Mit einem Frauenkreis will Mavija Weseler ab April auch in Höchstädt das „Feld der Liebe“ stärken. „Mit Trommeln und praktischen Übungen beten wir für die Erde und besondere Anliegen“, erzählt die 66-jährige Donauwörtherin und gibt zwei rote Rosen mit auf den Weg. Gleich nebenan hat die 40-jährige Anja Buntz aus Bächingen ihren Stand aufgebaut. Vor ihr liegt das erste eigene Buch der Mental-Coachin, das während einer großen Reise entstanden ist – „eine Mischung aus Reisetagebuch und Alltagstipps für die Persönlichkeitsentwicklung“. Ihr zentrales Thema ist der „Mut für Frauen“, indem sie ihnen vermittelt, auf das eigene Herz zu hören und den ureigenen Träumen zu folgen.

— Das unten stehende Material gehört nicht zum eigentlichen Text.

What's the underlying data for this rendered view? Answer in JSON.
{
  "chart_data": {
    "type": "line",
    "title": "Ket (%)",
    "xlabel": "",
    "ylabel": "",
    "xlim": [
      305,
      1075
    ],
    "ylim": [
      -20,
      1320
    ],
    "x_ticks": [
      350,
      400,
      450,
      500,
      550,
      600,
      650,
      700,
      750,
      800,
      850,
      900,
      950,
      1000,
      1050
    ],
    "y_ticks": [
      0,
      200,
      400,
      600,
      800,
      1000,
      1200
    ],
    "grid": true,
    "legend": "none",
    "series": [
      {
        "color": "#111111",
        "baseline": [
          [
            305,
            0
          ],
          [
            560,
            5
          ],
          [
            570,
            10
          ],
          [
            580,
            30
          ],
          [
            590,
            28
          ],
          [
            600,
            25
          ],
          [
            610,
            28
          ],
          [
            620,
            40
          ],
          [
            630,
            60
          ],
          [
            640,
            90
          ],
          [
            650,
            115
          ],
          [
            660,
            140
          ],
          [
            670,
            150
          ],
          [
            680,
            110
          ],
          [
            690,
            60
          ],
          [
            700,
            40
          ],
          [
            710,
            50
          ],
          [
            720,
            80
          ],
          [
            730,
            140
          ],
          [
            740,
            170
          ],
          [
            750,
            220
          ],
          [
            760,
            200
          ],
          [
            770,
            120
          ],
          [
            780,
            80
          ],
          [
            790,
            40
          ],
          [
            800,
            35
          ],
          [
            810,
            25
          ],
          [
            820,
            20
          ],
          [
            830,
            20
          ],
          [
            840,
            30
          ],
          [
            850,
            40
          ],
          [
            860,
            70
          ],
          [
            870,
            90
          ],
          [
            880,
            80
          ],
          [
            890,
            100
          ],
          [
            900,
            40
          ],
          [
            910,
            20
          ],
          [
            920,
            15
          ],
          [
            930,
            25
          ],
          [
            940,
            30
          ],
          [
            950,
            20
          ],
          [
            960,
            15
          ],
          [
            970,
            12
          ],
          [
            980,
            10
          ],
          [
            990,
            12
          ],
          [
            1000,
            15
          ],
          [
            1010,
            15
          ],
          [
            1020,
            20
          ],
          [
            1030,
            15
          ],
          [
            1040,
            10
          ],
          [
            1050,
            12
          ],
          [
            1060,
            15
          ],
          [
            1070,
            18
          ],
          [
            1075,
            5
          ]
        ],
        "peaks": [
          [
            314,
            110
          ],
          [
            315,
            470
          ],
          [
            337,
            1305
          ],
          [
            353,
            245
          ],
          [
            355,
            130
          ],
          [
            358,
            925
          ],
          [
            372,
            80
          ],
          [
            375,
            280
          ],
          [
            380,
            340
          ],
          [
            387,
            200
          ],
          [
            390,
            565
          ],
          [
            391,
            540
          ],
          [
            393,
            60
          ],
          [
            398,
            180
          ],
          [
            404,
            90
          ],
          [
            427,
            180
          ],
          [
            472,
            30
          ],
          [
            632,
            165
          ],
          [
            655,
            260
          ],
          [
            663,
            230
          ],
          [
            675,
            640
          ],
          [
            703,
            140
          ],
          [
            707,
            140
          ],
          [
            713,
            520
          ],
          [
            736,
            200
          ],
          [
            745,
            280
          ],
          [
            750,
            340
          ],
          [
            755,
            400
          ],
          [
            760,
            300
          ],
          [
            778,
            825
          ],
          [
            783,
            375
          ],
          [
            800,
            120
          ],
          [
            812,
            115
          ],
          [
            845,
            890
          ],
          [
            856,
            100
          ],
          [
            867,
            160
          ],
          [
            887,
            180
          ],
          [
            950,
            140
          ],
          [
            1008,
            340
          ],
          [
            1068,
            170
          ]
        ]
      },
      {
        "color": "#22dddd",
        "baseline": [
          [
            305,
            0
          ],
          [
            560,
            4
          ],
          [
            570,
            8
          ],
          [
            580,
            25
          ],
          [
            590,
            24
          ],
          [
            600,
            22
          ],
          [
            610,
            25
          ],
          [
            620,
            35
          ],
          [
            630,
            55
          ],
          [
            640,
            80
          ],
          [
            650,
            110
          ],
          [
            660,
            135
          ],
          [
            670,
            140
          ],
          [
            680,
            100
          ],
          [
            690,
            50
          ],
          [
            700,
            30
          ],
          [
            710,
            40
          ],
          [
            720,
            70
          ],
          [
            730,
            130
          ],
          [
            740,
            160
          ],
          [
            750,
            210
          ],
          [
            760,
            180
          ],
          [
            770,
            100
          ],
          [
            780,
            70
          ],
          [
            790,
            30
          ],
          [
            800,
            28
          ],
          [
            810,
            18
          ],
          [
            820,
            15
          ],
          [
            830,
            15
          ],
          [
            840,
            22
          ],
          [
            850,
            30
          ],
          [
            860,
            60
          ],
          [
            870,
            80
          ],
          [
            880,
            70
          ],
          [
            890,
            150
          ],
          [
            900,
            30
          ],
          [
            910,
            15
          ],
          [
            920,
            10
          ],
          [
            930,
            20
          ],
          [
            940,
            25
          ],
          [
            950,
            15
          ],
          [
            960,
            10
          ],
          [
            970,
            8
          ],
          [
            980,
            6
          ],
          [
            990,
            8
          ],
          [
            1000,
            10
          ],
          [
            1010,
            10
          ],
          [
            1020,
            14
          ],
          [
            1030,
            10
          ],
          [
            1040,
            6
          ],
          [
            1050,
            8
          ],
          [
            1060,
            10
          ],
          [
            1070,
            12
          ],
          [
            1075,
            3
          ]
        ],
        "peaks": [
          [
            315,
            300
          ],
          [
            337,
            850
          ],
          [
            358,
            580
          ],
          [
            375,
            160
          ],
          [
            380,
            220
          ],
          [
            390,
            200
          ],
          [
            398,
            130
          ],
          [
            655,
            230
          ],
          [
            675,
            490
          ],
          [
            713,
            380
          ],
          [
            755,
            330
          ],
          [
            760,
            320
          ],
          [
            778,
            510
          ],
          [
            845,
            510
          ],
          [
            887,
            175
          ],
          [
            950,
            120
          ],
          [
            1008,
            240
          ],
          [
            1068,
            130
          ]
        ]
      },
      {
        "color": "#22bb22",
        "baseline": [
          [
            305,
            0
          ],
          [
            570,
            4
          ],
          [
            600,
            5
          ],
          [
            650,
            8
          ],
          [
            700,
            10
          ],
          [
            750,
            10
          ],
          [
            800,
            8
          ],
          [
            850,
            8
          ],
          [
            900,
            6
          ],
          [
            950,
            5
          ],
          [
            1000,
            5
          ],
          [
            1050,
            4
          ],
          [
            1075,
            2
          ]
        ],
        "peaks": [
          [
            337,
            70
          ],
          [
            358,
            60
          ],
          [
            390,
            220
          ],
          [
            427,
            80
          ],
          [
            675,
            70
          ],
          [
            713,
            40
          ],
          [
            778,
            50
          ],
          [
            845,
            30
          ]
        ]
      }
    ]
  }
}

Mit Naturkräutern bringt eine Dillingerin Menschen wieder in ihre Mitte
Dazwischen finden sich besondere Kissen, mit denen gesunder Schlaf möglich wird, womöglich unterstützt durch Hypnose. Auch jede Menge Öle, Kräuter, Räucherwerk und Kerzen gibt es an den verschiedenen Tischen, wie bei Antje Merkt. Die 63-Jährige Dillingerin hat „im Alter nochmals Schwung bekommen“ und sich beruflich neu orientiert. „Wir müssen unsere Körper wieder in die Mitte bringen“, sagt sie und zeigt auf ihre Naturkräuter: „Die machen was mit unserer Seele.“
Die Angebote an diesem Tag an den Ständen und bei den zahlreichen Vorträgen sind eine bunte Mischung aus materiellen und energetischen Angeboten – und oftmals beides miteinander verwoben. So gibt es Staubsauger, die die Luft erfrischen, sauberes Trinkwasser, gesunde Backformen und alles, was mit Wohlgefühl und Schönheit – äußerlich und innerlich – zu tun hat.. Alexander Walliser aus Medlingen wirbt für „Super Patch“, Pflaster, die durch einen Code auf die Nervenzellen unter der Haut wirken. „Ich wollte meiner Mutter bei Multiple Sklerose helfen“, erzählt der 47-Jährige. Und auch Manuela Ganz nach 29 Jahren ihr Ekzem an den Händen durch eine Selbstheilungstechnik heilen können, demonstriert diese in Auszügen bereitwillig an ihrem Stand. Patric Müller aus Laugna schwört ebenso auf die Selbstheilungskräfte unserer Körper, die die Zellen mithilfe von kleinen Spiegeln beim „Cell-Re-Active-Training“ praktizieren. Seit 21 Jahren arbeitet der 48-Jährige ehemalige Forstwirt als Heilpraktiker und verbindet jetzt beides unter anderem mit Waldbaden-Kursen.
„So viele Angebote“, sagt Regine Streu am Ende des Gesundheitstages, für den sie extra aus Altenstadt an der Iller hergefahren kam. „Eine tolle Auswahl, von der ich zeitlich gar nicht alles, was ich wollte, sehen und hören konnte.“ Sie hatte sich wie viele andere auf dem Prospekt angekreuzt, was sie interessiert.